What capabilities does a dedicated resource pool have?

The new version of the dedicated resource pool is a comprehensive improvement in technology and product, with the following main enhancements:

  • Unified type of dedicated resource pool: There is no longer a distinction between training and inference dedicated resource pools. If your business allows, you can run both training and inference workloads in the same dedicated resource pool. You can also enable/disable support for specific job types in the dedicated resource pool through job type settings.
  • Self-service network connectivity for dedicated pools: You can create and manage the network associated with the dedicated resource pool on the ModelArts management console. If you need to access resources in your VPC for jobs running in a dedicated resource pool, interconnect the VPC with the dedicated resource pool network.

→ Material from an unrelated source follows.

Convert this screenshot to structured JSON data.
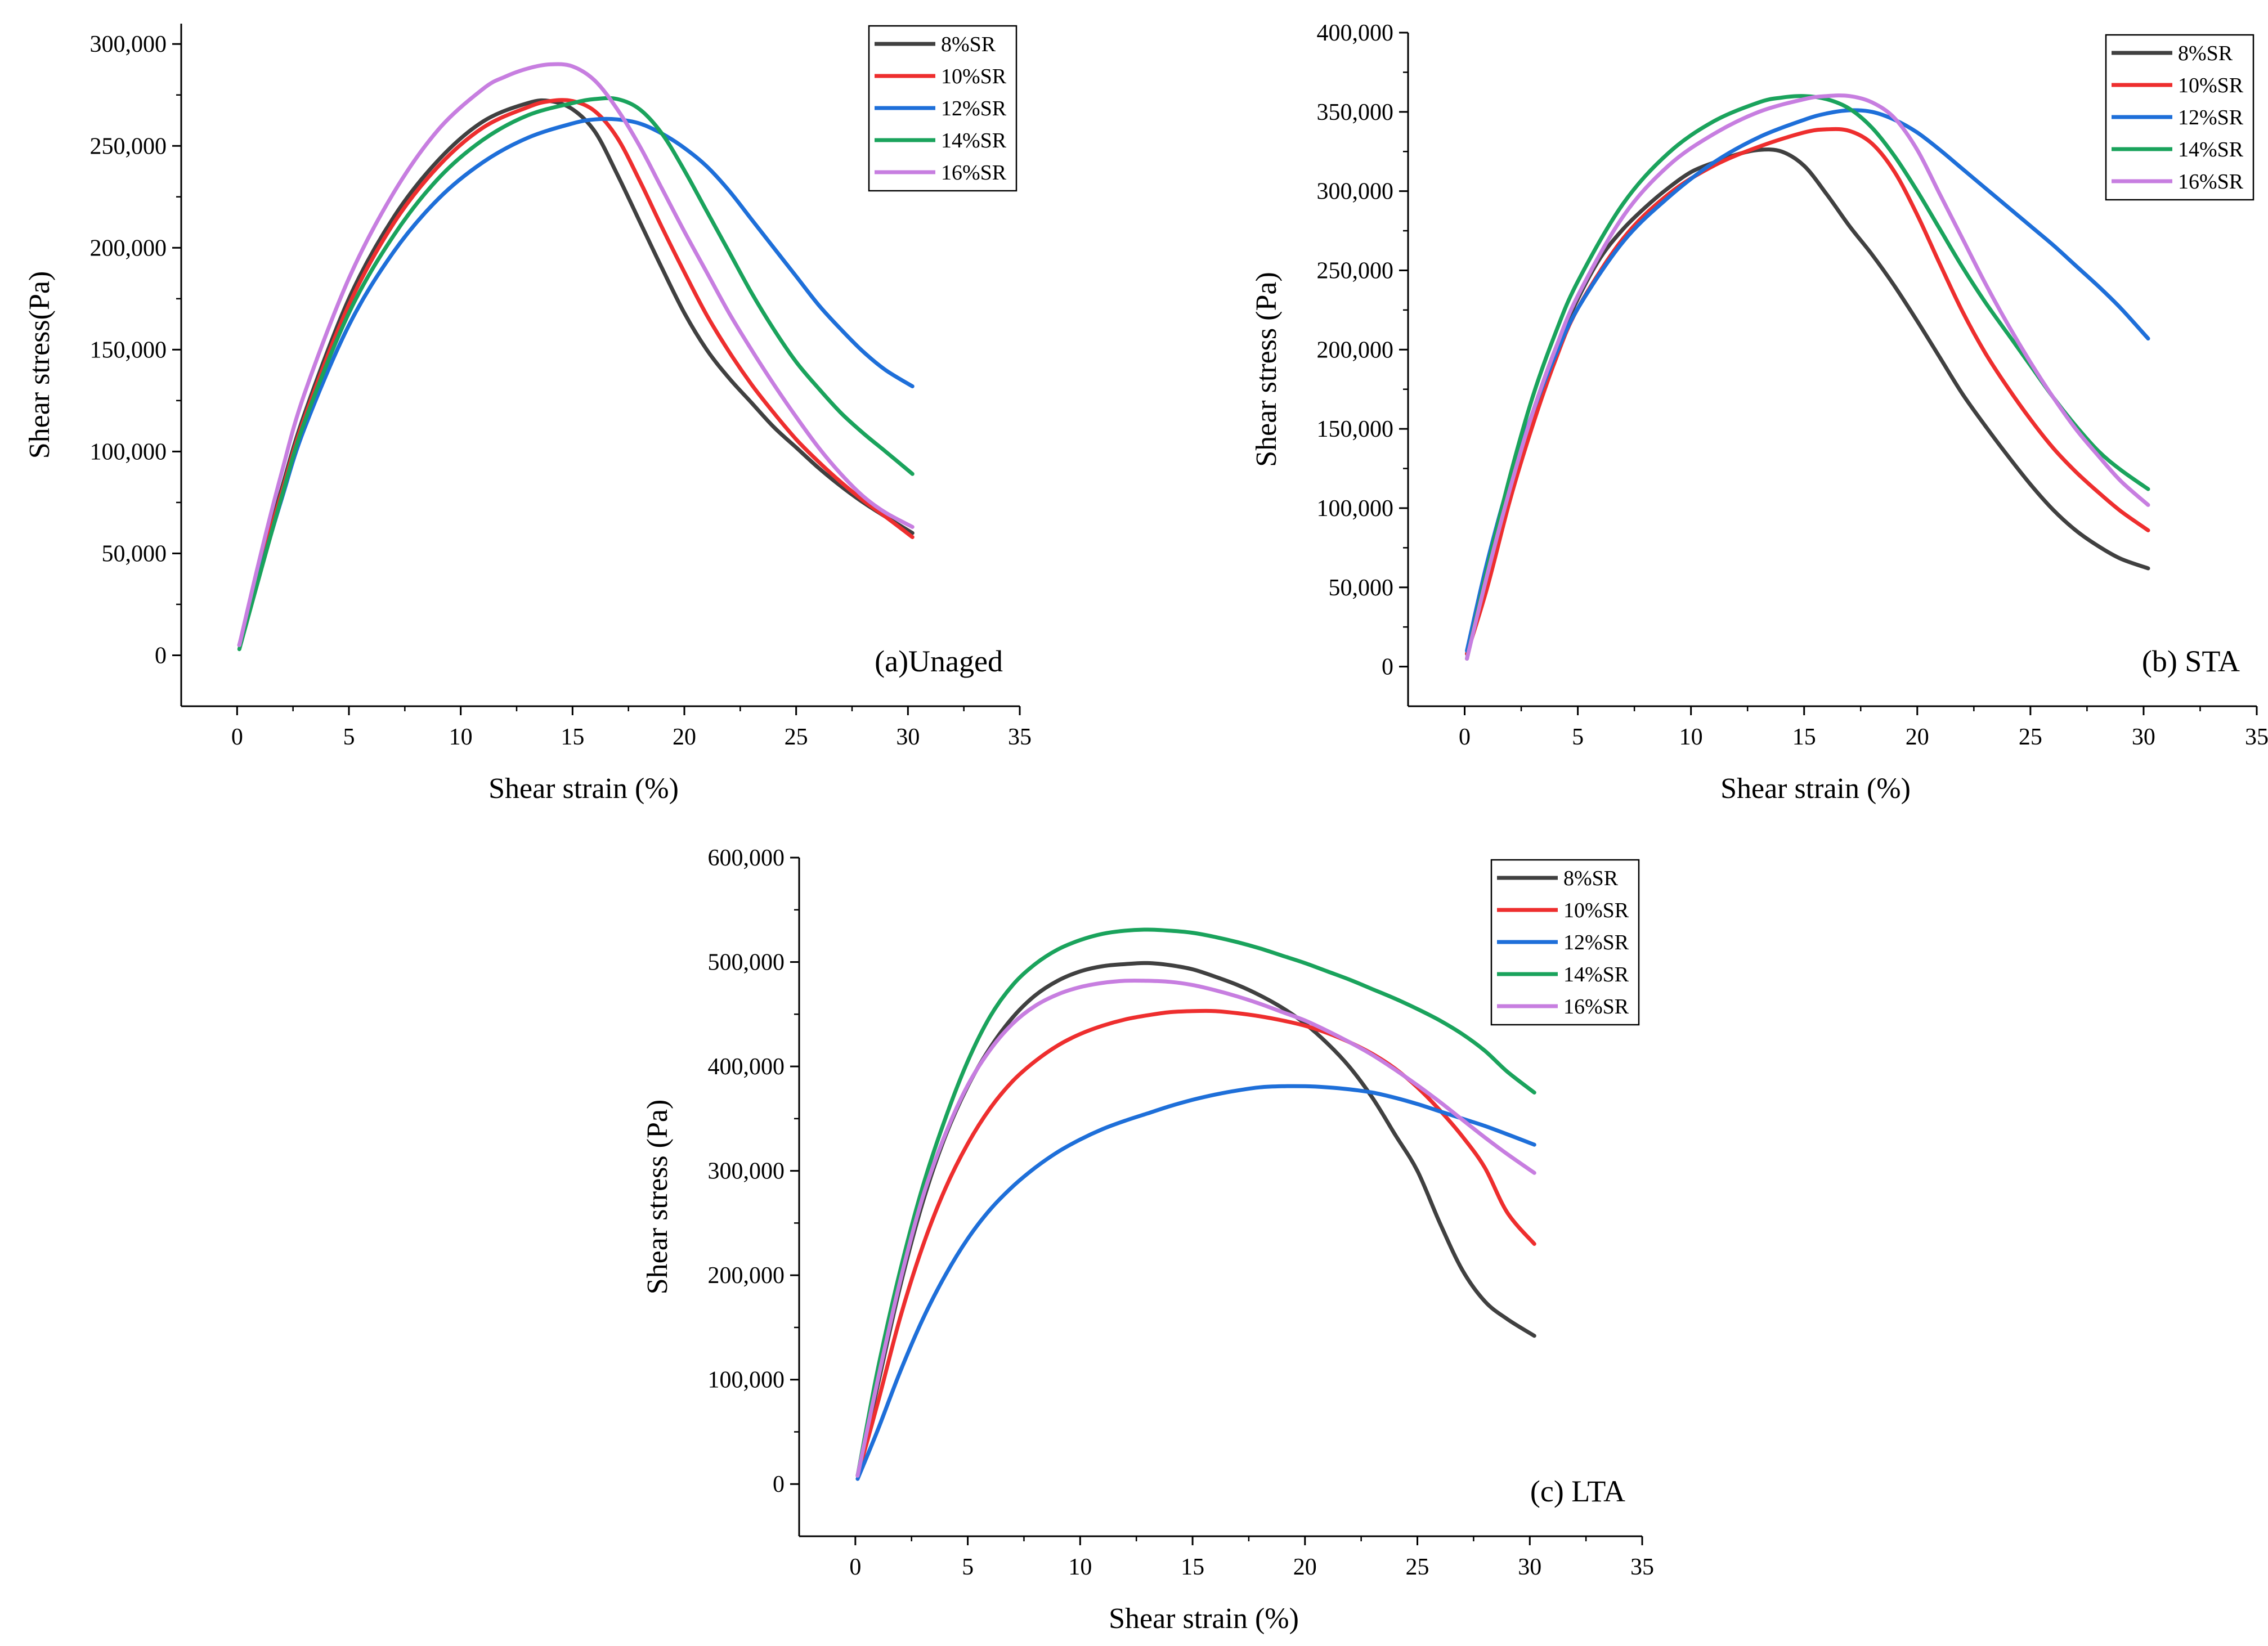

  • Improved cluster information: The redesigned dedicated resource pool details page provides more comprehensive cluster information, including job, node, and resource monitoring. This helps you understand the cluster status in a timely manner and better plan resource usage.
  • Self-service management of cluster GPU/NPU drivers: Each user has different requirements for cluster drivers. In the new version of the dedicated resource pool list page, you can choose the accelerator card driver yourself and make immediate changes or smooth upgrades according to your service needs.